In my January 4, 2012 post I shared nine steps to get a start on improving your financial health in the New Year. At the top of the list was:
Take score: review your net worth as compared to one year ago
I must admit, I don’t find myself playing too much golf these days. However, when I do, I keep score to see how I am doing. A net worth statement is your financial scorecard. In its simplest form, your net worth statement lists what you own, subtracts what you owe, and the balance is called your Net Worth. While there is no ideal Net Worth, it certainly is better to have a larger positive Net Worth – thus owning more than you owe. Next to establishing personal financial objectives, an evaluation of what you own and owe is probably the most important ingredient in creating a plan your financial future.
From the information contained on your Net Worth statement, you can measure whether or not you have sufficient liquidity, calculate your debt/equity ratio, review the nature and diversification of your assets, and determine the impact of federal estate taxes on your estate. Your Net Worth statement is also used in your Financial Independence analysis and in evaluating your insurance needs.
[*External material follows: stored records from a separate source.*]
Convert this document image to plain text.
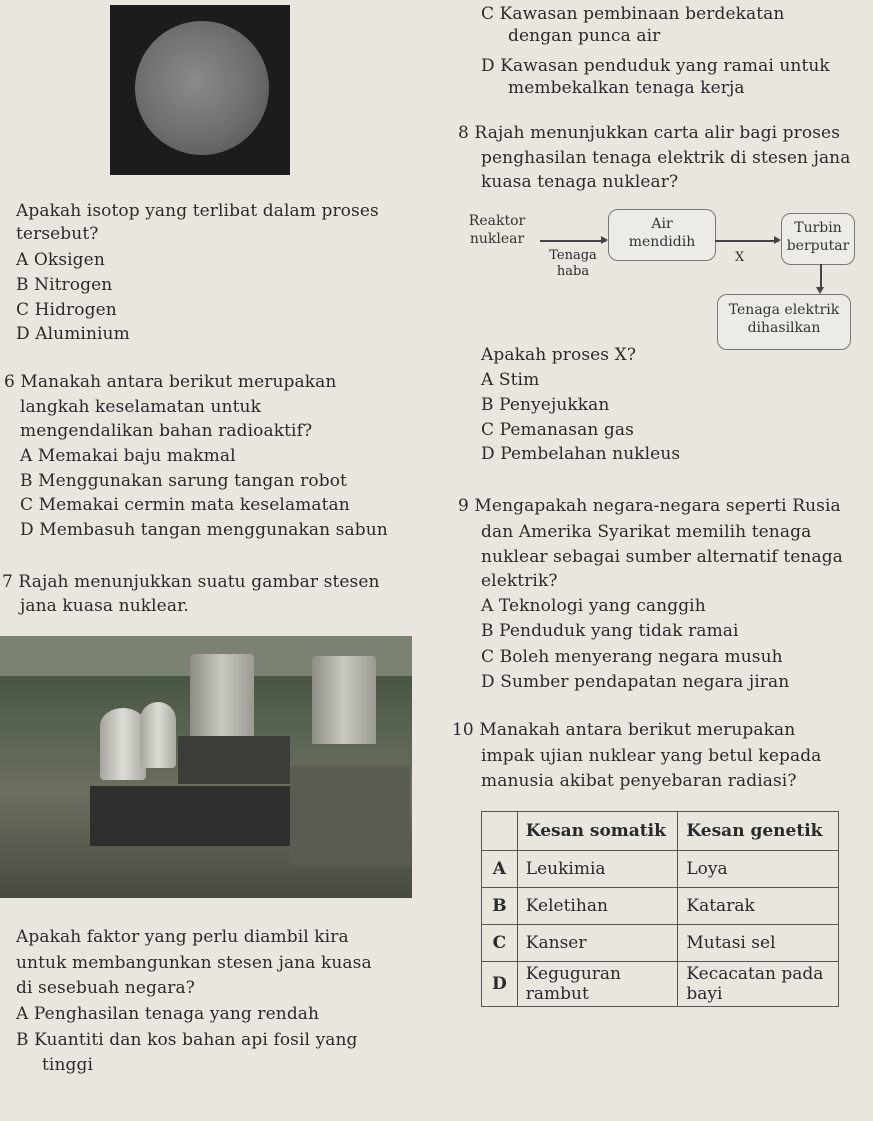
C Kawasan pembinaan berdekatan
dengan punca air
D Kawasan penduduk yang ramai untuk
membekalkan tenaga kerja
8 Rajah menunjukkan carta alir bagi proses
penghasilan tenaga elektrik di stesen jana
kuasa tenaga nuklear?
Reaktor
nuklear
Tenaga
haba
Air
mendidih
X
Turbin
berputar
Tenaga elektrik
dihasilkan
Apakah proses X?
A Stim
B Penyejukkan
C Pemanasan gas
D Pembelahan nukleus
Apakah isotop yang terlibat dalam proses
tersebut?
A Oksigen
B Nitrogen
C Hidrogen
D Aluminium
6 Manakah antara berikut merupakan
langkah keselamatan untuk
mengendalikan bahan radioaktif?
A Memakai baju makmal
B Menggunakan sarung tangan robot
C Memakai cermin mata keselamatan
D Membasuh tangan menggunakan sabun
7 Rajah menunjukkan suatu gambar stesen
jana kuasa nuklear.
Apakah faktor yang perlu diambil kira
untuk membangunkan stesen jana kuasa
di sesebuah negara?
A Penghasilan tenaga yang rendah
B Kuantiti dan kos bahan api fosil yang
tinggi
9 Mengapakah negara-negara seperti Rusia
dan Amerika Syarikat memilih tenaga
nuklear sebagai sumber alternatif tenaga
elektrik?
A Teknologi yang canggih
B Penduduk yang tidak ramai
C Boleh menyerang negara musuh
D Sumber pendapatan negara jiran
10 Manakah antara berikut merupakan
impak ujian nuklear yang betul kepada
manusia akibat penyebaran radiasi?
	Kesan somatik	Kesan genetik
A	Leukimia	Loya
B	Keletihan	Katarak
C	Kanser	Mutasi sel
D	Keguguran rambut	Kecacatan pada bayi
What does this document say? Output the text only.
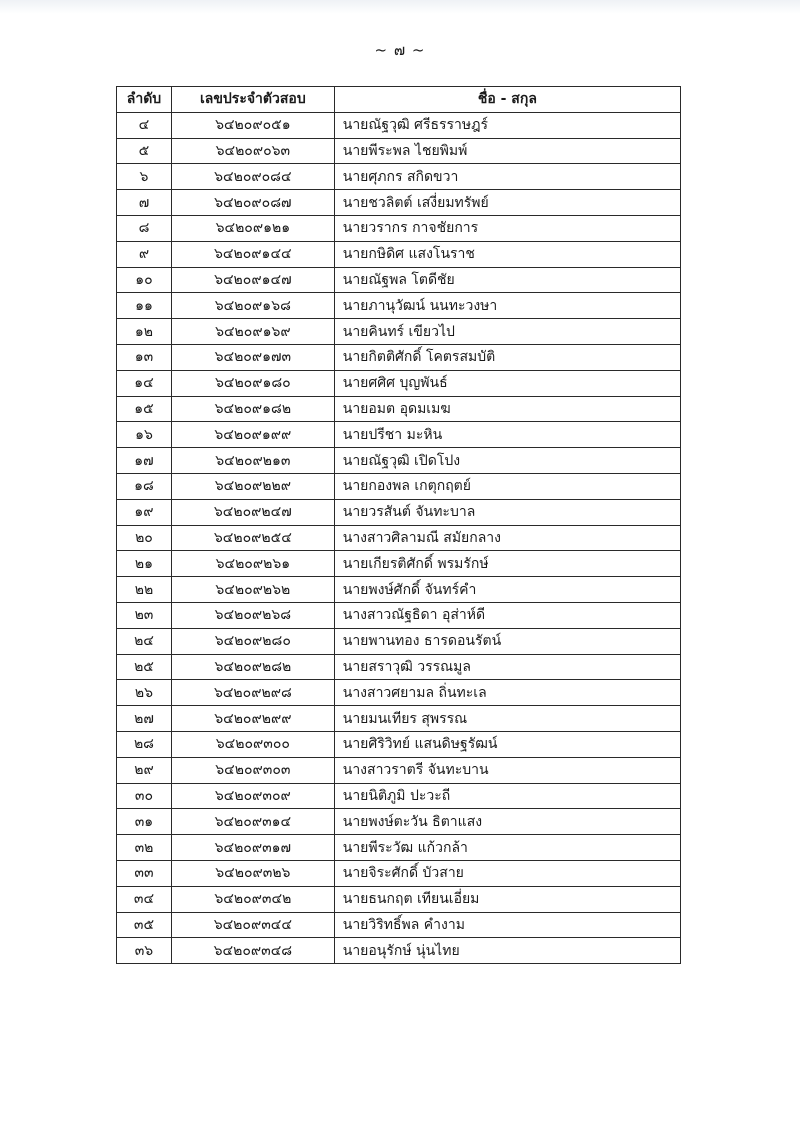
~ ๗ ~
ลำดับ	เลขประจำตัวสอบ	ชื่อ - สกุล
๔	๖๔๒๐๙๐๕๑	นายณัฐวุฒิ ศรีธรราษฎร์
๕	๖๔๒๐๙๐๖๓	นายพีระพล ไชยพิมพ์
๖	๖๔๒๐๙๐๘๔	นายศุภกร สกิดขวา
๗	๖๔๒๐๙๐๘๗	นายชวลิตต์ เสงี่ยมทรัพย์
๘	๖๔๒๐๙๑๒๑	นายวรากร กาจชัยการ
๙	๖๔๒๐๙๑๔๔	นายกษิดิศ แสงโนราช
๑๐	๖๔๒๐๙๑๔๗	นายณัฐพล โตดีชัย
๑๑	๖๔๒๐๙๑๖๘	นายภานุวัฒน์ นนทะวงษา
๑๒	๖๔๒๐๙๑๖๙	นายคินทร์ เขียวไป
๑๓	๖๔๒๐๙๑๗๓	นายกิตติศักดิ์ โคตรสมบัติ
๑๔	๖๔๒๐๙๑๘๐	นายศศิศ บุญพันธ์
๑๕	๖๔๒๐๙๑๘๒	นายอมต อุดมเมฆ
๑๖	๖๔๒๐๙๑๙๙	นายปรีชา มะหิน
๑๗	๖๔๒๐๙๒๑๓	นายณัฐวุฒิ เปิดโปง
๑๘	๖๔๒๐๙๒๒๙	นายกองพล เกตุกฤตย์
๑๙	๖๔๒๐๙๒๔๗	นายวรสันต์ จันทะบาล
๒๐	๖๔๒๐๙๒๕๔	นางสาวศิลามณี สมัยกลาง
๒๑	๖๔๒๐๙๒๖๑	นายเกียรติศักดิ์ พรมรักษ์
๒๒	๖๔๒๐๙๒๖๒	นายพงษ์ศักดิ์ จันทร์คำ
๒๓	๖๔๒๐๙๒๖๘	นางสาวณัฐธิดา อุส่าห์ดี
๒๔	๖๔๒๐๙๒๘๐	นายพานทอง ธารดอนรัตน์
๒๕	๖๔๒๐๙๒๘๒	นายสราวุฒิ วรรณมูล
๒๖	๖๔๒๐๙๒๙๘	นางสาวศยามล ถิ่นทะเล
๒๗	๖๔๒๐๙๒๙๙	นายมนเทียร สุพรรณ
๒๘	๖๔๒๐๙๓๐๐	นายศิริวิทย์ แสนดิษฐรัฒน์
๒๙	๖๔๒๐๙๓๐๓	นางสาวราตรี จันทะบาน
๓๐	๖๔๒๐๙๓๐๙	นายนิติภูมิ ปะวะถี
๓๑	๖๔๒๐๙๓๑๔	นายพงษ์ตะวัน ธิตาแสง
๓๒	๖๔๒๐๙๓๑๗	นายพีระวัฒ แก้วกล้า
๓๓	๖๔๒๐๙๓๒๖	นายจิระศักดิ์ บัวสาย
๓๔	๖๔๒๐๙๓๔๒	นายธนกฤต เทียนเอี่ยม
๓๕	๖๔๒๐๙๓๔๔	นายวิริทธิ์พล คำงาม
๓๖	๖๔๒๐๙๓๔๘	นายอนุรักษ์ นุ่นไทย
With proper planning, discipline and careful monitoring, your Net Worth is likely to appreciate in value over time.
Even in a year when investment returns are flat, your net worth can increase if you are saving money and/or paying down debt such as a mortgage, college loans, auto loans, or dreaded credit card debt. There are many resources online to help you keep score. Even better yet, you can work with your financial advisor to begin tracking your progress.